JOLLY RACING TEAM ASSOLUTA PROTAGONISTA AL RALLY VALDINIEVOLE E MONTALBANO: ENNESIMA VITTORIA STAGIONALE TRA LE SCUDERIE

La scuderia di Larciano archivia la gara “di casa” con tre equipaggi nella “top ten”, il primato tra le vetture a due ruote motrici ed un’altra affermazione tra le scuderie partecipanti alla competizione.  


E’ un fine settimana all’insegna delle grandi soddisfazioni, quello che ha caratterizzato il resoconto di Jolly Racing Team a conclusione del Rally Valdinievole e Montalbano, appuntamento organizzato dalla stessa scuderia andato in scena sulle prove speciali “Larciano” e “Lamporecchio”.

La squadra larcianese si è imposta – ancora una volta – nel confronto riservato alle scuderie, vincendo la Coppa Scuderie ed elevandosi con tre equipaggi nella “top ten”.

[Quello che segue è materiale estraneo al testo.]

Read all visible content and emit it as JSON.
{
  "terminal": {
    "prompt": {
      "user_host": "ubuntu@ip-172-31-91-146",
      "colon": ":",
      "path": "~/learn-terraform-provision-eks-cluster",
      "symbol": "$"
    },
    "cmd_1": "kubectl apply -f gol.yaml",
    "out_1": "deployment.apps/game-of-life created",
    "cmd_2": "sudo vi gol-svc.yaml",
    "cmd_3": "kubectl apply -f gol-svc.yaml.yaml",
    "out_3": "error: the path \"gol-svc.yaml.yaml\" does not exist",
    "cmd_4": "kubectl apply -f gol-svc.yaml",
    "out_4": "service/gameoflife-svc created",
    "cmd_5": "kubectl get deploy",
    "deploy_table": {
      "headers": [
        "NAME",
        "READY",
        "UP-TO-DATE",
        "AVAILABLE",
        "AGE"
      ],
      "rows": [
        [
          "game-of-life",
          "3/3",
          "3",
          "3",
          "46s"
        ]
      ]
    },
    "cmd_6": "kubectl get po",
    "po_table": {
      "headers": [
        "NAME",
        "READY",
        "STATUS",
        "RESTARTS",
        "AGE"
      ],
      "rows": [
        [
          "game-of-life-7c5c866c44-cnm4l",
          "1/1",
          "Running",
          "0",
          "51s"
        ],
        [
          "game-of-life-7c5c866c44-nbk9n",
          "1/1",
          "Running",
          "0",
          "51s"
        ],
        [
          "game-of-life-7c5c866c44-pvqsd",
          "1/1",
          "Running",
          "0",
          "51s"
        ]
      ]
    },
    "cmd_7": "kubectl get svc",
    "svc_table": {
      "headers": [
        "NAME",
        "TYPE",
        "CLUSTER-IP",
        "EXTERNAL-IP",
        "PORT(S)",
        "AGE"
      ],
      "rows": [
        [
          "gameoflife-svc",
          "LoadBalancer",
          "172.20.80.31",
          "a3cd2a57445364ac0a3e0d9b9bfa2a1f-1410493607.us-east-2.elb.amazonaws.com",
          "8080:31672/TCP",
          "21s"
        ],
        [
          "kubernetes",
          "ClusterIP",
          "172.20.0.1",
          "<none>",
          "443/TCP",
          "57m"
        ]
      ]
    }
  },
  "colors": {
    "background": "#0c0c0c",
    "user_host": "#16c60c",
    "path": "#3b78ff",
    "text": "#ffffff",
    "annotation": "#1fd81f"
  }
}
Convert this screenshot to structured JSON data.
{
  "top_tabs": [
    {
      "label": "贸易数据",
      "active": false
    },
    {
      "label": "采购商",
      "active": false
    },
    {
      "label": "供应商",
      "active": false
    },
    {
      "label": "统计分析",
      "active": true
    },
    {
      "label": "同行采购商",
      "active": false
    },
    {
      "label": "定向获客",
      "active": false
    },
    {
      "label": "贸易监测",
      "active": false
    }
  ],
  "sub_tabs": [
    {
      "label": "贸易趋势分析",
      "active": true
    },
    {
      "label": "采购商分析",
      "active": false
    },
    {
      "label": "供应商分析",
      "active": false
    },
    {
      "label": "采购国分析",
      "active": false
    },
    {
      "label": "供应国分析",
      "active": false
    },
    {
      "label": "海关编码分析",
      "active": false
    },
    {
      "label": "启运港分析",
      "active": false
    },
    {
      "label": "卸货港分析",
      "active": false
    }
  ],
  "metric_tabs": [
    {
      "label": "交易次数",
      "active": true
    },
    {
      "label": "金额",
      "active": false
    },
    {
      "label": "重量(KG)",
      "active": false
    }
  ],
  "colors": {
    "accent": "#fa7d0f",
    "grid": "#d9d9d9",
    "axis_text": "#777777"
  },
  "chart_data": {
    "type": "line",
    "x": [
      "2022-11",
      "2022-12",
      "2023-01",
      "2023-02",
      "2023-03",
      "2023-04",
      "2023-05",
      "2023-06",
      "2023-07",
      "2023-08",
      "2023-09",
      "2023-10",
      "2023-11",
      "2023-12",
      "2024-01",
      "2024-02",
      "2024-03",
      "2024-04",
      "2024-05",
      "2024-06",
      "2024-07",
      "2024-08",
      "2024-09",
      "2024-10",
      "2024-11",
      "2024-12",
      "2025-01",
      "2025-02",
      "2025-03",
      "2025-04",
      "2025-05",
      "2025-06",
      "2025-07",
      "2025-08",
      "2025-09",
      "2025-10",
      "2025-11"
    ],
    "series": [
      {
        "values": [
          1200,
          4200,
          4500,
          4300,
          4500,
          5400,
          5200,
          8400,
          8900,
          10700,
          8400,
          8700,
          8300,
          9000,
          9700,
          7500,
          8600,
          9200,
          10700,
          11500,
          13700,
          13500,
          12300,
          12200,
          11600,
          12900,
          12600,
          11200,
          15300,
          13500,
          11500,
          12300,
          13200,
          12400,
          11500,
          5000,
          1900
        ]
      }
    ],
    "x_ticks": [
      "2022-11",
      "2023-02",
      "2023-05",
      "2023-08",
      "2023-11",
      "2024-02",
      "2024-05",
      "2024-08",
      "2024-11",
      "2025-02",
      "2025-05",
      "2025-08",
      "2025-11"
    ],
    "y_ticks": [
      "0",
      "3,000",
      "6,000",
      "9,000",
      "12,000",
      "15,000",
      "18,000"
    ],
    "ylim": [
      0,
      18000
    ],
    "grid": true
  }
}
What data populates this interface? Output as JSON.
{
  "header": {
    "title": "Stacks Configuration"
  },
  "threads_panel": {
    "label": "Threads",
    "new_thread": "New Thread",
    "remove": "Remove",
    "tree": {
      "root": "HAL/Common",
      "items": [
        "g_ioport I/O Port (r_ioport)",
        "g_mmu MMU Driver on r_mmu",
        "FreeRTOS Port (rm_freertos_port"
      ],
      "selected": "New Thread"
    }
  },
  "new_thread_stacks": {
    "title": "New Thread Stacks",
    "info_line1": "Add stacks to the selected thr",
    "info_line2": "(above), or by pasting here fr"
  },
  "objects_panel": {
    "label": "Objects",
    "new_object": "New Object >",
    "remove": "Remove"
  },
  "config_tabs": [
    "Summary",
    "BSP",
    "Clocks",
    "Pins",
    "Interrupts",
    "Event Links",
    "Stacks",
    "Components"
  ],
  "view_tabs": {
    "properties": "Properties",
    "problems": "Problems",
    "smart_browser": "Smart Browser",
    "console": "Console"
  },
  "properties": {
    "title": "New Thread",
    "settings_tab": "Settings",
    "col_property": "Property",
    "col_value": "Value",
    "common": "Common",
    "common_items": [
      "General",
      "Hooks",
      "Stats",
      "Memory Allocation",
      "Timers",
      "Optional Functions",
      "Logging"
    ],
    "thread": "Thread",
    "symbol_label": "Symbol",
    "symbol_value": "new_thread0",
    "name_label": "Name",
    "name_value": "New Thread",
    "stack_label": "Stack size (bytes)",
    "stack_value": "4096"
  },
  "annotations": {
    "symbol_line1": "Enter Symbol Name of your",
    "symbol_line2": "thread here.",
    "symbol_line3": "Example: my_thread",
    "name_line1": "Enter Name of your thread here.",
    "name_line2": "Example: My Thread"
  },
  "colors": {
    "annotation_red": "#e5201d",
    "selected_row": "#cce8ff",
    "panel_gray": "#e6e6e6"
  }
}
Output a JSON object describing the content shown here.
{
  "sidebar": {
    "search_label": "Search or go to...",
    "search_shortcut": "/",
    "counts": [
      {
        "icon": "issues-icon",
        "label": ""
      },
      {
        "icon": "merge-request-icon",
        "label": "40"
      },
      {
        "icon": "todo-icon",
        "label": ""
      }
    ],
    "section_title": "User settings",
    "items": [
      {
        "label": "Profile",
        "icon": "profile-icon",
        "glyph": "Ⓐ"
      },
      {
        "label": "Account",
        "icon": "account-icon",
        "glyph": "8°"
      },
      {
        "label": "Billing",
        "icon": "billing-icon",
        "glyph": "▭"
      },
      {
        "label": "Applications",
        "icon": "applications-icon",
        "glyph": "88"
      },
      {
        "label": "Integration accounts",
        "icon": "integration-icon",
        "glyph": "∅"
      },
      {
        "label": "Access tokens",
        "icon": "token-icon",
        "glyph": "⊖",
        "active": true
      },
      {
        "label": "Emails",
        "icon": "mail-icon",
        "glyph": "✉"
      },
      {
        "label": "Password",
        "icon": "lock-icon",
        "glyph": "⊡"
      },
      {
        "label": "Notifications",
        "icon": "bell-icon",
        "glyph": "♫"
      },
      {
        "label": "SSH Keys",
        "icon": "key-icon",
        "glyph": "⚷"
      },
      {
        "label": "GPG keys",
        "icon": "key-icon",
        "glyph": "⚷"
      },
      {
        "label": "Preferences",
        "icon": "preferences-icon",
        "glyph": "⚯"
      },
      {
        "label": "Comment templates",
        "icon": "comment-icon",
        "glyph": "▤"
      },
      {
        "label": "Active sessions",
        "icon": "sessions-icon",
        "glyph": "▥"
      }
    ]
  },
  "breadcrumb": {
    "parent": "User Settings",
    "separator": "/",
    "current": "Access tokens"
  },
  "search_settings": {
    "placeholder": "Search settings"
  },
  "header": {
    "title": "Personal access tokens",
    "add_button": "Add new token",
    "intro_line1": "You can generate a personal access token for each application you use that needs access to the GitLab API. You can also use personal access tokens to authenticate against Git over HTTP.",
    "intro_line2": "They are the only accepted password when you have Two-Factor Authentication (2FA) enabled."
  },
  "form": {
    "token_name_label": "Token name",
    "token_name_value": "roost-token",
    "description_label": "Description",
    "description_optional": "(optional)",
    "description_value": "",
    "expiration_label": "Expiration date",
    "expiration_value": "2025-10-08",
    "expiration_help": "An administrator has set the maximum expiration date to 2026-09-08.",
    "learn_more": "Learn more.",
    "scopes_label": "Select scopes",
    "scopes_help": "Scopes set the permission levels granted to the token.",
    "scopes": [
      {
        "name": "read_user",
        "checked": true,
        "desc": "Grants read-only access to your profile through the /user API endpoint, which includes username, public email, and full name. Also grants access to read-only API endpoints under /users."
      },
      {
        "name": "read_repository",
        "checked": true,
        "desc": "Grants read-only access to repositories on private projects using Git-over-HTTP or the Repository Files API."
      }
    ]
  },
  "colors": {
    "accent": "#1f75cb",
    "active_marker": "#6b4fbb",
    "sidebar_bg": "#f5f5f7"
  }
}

A ritagliarsi un ruolo di primo piano, impegnato nella bagarre da vertice della classifica, è stato Gianandrea Pisani. Il pilota portacolori della squadra valdinievolina, all’esordio sulla Ford Fiesta R5, ha concluso la gara in seconda posizione assoluta, condividendo con il copilota Fabrizio Vecoli uno “score” che, a conclusione della gara, lo ha visto distante due soli secondi dalla prima posizione. Sesta posizione assoluta per Roberto Tucci e David Castiglioni, con il pilota tornato dopo sei mesi di inattività al volante della Skoda Fabia R5. Una presenza, quella di Roberto Tucci, che ha impreziosito ulteriormente il plateau espresso dalla gara, garantendo agli appassionati un confronto di alto contenuto tecnico. In ottava posizione assoluta si è classificato Luca Fagni. Il pilota valdinievolino, all’esordio sulla Skoda Fabia R5 ed affiancato da Alessandro Massaro, è stato rallentato da un testacoda accusato nella penultima prova compromettendo una quinta piazza che – fino a quel momento – era stata consolidata da una condotta aggressiva ed autoritaria al volante della vettura boema.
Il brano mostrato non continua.